En exercice libéral, les revenus dépendent du nombre de séances, du tarif pratiqué et du taux de remplissage :

  • Les tarifs observés se situent fréquemment entre 40 € et 70 € la séance individuelle d’environ une heure, et entre 15 € et 30 € par personne pour des ateliers de groupe (les prix variant selon les régions et le public).
  • Un art-thérapeute qui réalise en moyenne 15 à 20 séances par semaine peut générer un chiffre d’affaires brut mensuel compris entre environ 1 500 € et 3 000 €, duquel il faut déduire les charges (cotisations sociales, loyer du cabinet, matériel, assurances, impôts).
  • Les partenariats avec des institutions (EHPAD, écoles, associations) peuvent prendre la forme de forfaits (par exemple, un cycle de 10 séances pour un groupe, financé sur projet), ce qui stabilise un peu les revenus mais demande un travail administratif (dossiers de financement, bilans).

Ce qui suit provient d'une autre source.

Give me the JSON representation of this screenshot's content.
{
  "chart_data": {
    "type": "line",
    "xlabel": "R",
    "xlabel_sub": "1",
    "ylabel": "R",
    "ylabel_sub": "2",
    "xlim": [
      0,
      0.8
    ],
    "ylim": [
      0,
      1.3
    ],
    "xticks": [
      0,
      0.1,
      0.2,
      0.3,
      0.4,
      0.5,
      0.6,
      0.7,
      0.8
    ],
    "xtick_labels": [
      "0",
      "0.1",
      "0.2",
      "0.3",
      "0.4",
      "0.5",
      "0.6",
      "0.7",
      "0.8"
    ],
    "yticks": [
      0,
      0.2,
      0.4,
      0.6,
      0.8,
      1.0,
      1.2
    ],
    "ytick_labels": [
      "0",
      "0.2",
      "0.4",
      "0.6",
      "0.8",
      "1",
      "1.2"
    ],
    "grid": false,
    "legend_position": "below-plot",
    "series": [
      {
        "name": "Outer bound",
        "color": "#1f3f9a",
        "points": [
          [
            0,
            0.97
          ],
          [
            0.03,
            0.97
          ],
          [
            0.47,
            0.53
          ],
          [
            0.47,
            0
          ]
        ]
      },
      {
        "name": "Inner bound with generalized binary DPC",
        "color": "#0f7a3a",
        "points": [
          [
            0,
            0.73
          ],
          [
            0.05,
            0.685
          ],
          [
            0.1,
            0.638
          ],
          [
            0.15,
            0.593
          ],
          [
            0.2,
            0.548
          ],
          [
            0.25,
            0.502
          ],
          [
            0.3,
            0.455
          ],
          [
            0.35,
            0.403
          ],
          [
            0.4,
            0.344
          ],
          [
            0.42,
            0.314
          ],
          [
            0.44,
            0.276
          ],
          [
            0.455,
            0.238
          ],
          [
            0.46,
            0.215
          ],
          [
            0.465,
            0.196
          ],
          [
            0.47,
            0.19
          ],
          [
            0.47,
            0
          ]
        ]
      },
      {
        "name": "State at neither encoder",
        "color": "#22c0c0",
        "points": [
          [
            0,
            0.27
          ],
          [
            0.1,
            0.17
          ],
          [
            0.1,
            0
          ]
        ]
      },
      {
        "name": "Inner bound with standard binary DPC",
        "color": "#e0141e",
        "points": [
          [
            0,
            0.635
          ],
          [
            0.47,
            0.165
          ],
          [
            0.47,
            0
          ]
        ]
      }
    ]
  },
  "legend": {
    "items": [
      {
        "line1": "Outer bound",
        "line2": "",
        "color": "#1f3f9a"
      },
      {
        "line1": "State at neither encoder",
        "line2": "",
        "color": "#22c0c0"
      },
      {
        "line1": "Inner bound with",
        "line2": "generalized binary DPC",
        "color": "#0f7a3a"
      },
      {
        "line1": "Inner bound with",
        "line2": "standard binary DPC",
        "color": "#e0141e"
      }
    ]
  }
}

Plusieurs facteurs influencent ces montants :

  • La localisation : en grande ville, les tarifs peuvent être plus élevés mais la concurrence est plus forte ; en zone rurale, la demande existe mais la capacité contributive des familles et des structures est parfois plus limitée.
  • La notoriété et l’expérience : un professionnel installé depuis plusieurs années, reconnu par les réseaux locaux (médecins, psychologues, associations) remplira plus facilement ses groupes et son planning individuel.
  • La diversification des activités : combiner séances individuelles, ateliers collectifs, formations, supervisions, interventions ponctuelles en institution permet de sécuriser les revenus.
  • Le niveau de diplôme et la double compétence : un profil psychologue + art-thérapeute, éducateur spécialisé + art-thérapeute ou infirmier + art-thérapeute est souvent mieux rémunéré en institution qu’un profil uniquement formé par une école privée non reconnue.

Pour évaluer la viabilité financière de votre projet, il est utile de réaliser un budget prévisionnel détaillé : estimation des charges fixes, nombre de séances minimum par semaine pour atteindre un revenu acceptable, temps nécessaire au développement de la patientèle, éventuelle combinaison avec un temps partiel salarié. Cet exercice, parfois accompagné par un conseiller en création d’activité ou un organisme d’accompagnement à la reconversion, vous aidera à prendre une décision éclairée sur votre avenir en art-thérapie.